The new changes to coronavirus legislation come after pleas were made by health officials and Plymouth City Council to young people in the city to follow the rules after new data suggested people under 30 were driving the rise in coronavirus infection rates.
Venues have also endured upheaval with the Royal Oak in Hooe just this week announcing it was closing for a deep clean after a customer tested positive for the virus. It came a month after the venue defended its decision to hold a music event.
Whilst The Mussel Inn, Flower Cafe and Staddon Heights have all re-opened after being linked to positive cases.
Why is the Government putting a ban on more than six people in a group meeting each other?
It’s also believed by the Government that by putting the new, lower limit into law, it will be easier for the police to identify and disperse illegal gatherings, with fines for failing to comply with an officer’s attempt to engage, explain and encourage resulting in a £100 fine, doubling with each repeat offence up to a maximum of £3,200.
The new rules follow a virtual roundtable the Prime Minister held with police officers last week where they expressed a desire for social contact to be simplified.
The changes which see the maximum number in a gathering reduce from 30 to 6, will also have a number of legal exemptions, permitting certain gatherings in any number, for example where your household or support bubble is larger than six or where gatherings are for work or education purposes, such as in a workplace or school.
Are there exemptions? What about weddings, funerals and sport?
Further exemptions will apply to weddings, funerals, and organised team sports organised in a ‘COVID secure way’ with the full list of exemptions set to be published on the gov.uk website before the law changes.
The Prime Minister is expected to say at a press conference on Wednesday that “we need to act now to act the virus spreading”, and that “So we are simplifying and strengthening the rules on social contact – making them easier to understand and for the police to enforce.
“It is absolutely critical that people now abide by these rules and remember the basics – washing your hands, covering your face, keeping space from others, and getting a test if you have symptoms.”
New Government campaign
In addition to the new laws being implemented, the Government will also launch a new public information campaign across TV, radio, print, out of home, social, and digital display advertising titled “Hands, face, space” with a new video being released showing exactly how the coronavirus spreads indoors.
The new film, produced with the help of scientific experts is aimed to encourage the public to follow simple steps to reduce the risk of infection.
Dr Ruth Harrell, Plymouth’s director for public health called on the city to “be vigilant” after the confirmation of the positive tests, saying it showed “how easily life can change for us, adding: “We know that some of these young people had no symptoms, and so carried on as normal, including a night out in Plymouth’s bars and restaurants, until they became aware of the risk.
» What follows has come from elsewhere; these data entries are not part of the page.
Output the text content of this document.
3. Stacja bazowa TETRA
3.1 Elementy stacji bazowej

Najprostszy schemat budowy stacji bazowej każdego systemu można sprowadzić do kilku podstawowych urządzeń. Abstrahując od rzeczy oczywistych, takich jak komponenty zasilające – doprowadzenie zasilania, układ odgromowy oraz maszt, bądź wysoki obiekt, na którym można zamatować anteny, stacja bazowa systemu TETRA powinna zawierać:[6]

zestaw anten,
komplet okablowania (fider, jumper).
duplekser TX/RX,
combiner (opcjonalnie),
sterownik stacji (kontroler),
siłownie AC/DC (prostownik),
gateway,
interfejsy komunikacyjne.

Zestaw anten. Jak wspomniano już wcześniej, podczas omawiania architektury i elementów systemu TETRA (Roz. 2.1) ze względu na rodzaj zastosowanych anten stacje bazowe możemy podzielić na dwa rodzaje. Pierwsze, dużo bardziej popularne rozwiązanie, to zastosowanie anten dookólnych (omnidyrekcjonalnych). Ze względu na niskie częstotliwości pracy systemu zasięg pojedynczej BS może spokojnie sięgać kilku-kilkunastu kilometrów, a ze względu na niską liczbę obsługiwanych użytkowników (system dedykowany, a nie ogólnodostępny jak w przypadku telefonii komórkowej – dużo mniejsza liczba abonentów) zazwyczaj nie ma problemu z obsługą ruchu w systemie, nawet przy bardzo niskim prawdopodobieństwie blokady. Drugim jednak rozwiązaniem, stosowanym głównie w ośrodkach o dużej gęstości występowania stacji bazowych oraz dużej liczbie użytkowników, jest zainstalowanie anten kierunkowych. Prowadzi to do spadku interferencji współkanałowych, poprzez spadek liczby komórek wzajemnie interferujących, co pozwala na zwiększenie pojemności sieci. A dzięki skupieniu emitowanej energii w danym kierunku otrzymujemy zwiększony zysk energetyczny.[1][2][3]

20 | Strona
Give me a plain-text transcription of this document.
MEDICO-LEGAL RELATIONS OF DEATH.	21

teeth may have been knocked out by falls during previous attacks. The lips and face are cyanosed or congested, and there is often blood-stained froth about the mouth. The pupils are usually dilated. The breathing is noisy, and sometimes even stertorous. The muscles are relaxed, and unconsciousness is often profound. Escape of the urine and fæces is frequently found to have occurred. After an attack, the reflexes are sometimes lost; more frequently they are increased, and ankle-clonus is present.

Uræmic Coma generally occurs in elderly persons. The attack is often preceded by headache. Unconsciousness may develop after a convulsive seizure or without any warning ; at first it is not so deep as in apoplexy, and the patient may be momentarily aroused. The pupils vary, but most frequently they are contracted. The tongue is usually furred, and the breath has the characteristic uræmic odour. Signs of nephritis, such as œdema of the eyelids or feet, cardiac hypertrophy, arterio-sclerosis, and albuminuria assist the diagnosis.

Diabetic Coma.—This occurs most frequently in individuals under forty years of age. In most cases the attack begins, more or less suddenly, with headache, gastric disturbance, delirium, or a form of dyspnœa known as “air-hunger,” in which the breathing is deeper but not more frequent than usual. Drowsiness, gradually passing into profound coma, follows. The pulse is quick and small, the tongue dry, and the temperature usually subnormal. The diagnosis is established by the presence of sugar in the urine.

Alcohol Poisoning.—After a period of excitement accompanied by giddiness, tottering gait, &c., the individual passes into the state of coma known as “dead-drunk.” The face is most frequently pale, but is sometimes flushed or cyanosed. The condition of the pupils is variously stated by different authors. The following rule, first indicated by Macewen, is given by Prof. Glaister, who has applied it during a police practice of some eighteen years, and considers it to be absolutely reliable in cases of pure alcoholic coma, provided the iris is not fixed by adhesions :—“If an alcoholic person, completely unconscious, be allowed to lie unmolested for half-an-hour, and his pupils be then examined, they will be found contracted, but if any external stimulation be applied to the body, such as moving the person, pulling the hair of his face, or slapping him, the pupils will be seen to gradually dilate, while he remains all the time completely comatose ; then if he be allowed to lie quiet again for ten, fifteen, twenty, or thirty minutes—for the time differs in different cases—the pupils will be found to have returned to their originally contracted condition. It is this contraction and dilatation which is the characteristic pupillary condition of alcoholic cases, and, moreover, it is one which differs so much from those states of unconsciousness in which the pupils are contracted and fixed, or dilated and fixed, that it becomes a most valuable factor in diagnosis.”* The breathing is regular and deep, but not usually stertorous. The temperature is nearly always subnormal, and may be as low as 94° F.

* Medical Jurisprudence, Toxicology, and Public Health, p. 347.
“That means more people could be infected. While young people might have fairly mild symptoms, and sometimes none that you would notice, our big concern is that we know it can be very serious for people who have existing health problems or are older.
“We are in contact with all the pubs and bars across the city to remind them of their front line role in stopping the spread of this virus. They need to help us to protect the city.
“But it also needs everyone to help too. If you think you’ve been in contact with someone who has tested positive, you need to stay at home.
“If you get any symptoms, get tested as well as isolate. There are no two ways around it.”